There's a large difference in the magnitude of spending.

A big chain like kroger, for example, is spending around 10 to 100M. Coke is spending around $5B.

Avoiding national branded products goes a long way in avoiding contributing to the problem.

Things don't need to be all or nothing.

homeslice69 5 hours ago | parent [-]

Coke is always a discretionary purchase. Basic food staples are not. Kroger relies on national brand advertising to lure people from the perimiter of the store into junk food land.

cogman10 3 hours ago | parent [-]

Most (maybe not all) basic food staples have store brand alternatives. Even junk food does. Sometimes (maybe even often) those products are just repackaged version of the name brand.

If the goal is to decrease money going into advertisement budgets, then the best thing you can do is buy store brand when possible. Even if both products are ultimately made from Nestle corp, the cheaper store brand will send less money into Nestle's pockets which means less money for advertising.
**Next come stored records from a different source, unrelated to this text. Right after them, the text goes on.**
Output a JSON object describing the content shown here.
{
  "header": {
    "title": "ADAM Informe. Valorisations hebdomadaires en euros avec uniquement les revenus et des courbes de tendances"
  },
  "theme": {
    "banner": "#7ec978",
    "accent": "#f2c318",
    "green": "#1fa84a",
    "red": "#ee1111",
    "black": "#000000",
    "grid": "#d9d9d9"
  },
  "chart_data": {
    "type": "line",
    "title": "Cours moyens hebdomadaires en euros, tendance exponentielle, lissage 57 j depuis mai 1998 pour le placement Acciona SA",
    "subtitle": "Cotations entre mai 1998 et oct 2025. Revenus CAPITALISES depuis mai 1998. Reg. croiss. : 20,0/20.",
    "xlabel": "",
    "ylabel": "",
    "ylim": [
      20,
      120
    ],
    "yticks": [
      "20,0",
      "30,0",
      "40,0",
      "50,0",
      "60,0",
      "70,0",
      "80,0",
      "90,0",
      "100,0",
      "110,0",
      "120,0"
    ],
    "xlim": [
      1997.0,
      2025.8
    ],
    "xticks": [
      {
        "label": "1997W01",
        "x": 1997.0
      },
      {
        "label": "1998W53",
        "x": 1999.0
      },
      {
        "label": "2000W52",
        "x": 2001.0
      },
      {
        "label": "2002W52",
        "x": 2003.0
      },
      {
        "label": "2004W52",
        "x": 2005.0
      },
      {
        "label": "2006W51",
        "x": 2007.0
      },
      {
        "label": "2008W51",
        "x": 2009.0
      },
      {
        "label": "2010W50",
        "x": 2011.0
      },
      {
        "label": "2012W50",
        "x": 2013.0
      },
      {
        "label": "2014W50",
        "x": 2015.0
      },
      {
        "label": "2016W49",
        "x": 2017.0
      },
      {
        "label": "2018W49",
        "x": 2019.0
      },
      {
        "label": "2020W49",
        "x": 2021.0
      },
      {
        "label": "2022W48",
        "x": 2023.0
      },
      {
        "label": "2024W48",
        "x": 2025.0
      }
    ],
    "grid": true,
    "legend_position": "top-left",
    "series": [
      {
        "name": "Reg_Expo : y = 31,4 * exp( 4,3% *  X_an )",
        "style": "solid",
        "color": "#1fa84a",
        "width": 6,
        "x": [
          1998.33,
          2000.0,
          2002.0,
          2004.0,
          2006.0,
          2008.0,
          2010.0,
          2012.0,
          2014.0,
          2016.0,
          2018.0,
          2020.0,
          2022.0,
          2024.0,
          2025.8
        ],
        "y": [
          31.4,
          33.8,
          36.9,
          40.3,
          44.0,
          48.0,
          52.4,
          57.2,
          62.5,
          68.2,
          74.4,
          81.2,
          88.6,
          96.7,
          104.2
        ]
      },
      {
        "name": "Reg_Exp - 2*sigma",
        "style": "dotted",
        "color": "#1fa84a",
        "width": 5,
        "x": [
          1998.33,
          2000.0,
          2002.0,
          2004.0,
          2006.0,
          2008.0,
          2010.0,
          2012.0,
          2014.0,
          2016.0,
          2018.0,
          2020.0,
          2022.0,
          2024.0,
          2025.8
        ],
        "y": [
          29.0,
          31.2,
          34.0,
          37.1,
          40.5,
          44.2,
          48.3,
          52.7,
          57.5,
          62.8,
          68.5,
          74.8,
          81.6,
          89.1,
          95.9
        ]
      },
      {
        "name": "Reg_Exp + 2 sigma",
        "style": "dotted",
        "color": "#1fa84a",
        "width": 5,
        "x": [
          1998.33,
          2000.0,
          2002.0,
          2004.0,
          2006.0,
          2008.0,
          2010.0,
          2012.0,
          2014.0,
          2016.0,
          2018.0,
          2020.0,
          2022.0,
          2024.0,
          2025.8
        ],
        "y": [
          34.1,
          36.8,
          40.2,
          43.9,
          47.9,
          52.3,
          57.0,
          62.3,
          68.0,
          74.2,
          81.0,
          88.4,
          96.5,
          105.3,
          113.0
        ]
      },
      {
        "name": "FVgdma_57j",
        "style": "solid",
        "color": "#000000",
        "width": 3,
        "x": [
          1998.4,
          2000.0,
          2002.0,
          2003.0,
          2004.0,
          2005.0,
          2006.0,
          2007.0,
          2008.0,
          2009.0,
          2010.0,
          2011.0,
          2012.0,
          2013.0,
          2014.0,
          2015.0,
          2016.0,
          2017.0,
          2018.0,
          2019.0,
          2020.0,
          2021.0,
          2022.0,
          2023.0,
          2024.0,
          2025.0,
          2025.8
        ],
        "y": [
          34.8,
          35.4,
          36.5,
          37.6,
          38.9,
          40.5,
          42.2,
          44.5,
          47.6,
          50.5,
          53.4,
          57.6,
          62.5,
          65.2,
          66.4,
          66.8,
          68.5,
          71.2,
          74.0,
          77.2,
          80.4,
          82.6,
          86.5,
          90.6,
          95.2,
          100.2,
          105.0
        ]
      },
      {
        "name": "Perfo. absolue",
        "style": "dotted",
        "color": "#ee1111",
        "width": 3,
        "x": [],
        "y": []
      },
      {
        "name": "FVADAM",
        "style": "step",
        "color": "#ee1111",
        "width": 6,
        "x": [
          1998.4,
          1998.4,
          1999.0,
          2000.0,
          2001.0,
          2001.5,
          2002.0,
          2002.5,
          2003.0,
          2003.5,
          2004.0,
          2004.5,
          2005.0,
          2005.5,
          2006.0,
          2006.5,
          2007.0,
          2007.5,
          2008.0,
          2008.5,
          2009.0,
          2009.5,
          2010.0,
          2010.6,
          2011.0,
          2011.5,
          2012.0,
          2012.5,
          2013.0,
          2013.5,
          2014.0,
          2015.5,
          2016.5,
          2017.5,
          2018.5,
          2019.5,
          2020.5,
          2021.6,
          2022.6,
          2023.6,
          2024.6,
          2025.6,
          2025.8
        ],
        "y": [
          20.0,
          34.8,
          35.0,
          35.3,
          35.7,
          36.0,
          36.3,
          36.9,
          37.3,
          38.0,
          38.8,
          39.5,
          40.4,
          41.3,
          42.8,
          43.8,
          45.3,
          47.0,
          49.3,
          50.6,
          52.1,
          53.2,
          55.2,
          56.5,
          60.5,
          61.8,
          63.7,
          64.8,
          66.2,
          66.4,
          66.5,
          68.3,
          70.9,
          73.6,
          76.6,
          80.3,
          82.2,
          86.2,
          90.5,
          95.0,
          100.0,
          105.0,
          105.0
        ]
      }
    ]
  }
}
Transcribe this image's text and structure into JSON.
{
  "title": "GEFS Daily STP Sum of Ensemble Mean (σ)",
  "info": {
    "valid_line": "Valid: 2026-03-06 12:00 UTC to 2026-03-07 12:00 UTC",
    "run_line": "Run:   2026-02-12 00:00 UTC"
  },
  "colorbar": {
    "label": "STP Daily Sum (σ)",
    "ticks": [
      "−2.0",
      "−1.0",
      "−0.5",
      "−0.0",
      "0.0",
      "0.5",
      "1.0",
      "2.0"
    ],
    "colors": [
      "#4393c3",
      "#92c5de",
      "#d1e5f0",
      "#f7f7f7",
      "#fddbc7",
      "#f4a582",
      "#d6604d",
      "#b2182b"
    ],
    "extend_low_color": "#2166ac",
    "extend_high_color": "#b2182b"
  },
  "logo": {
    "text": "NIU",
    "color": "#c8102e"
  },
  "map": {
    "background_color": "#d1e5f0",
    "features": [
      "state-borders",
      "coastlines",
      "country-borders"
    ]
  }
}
That's what I mean by "avoiding nationally branded products". A package of "signature frozen peas" will taste just as good as the "birds eye green peas" without sending money to a major company (Looks like all the major companies have spun off their frozen food departments, but at one time this was a Nestle brand. I spent too much time looking into major frozen food brands :D).

The advertisement budgets for the grocers are simply a lot smaller than that of the national brands across the board. It also doesn't seem (to me at least) to have been really spent on invasive advertisements.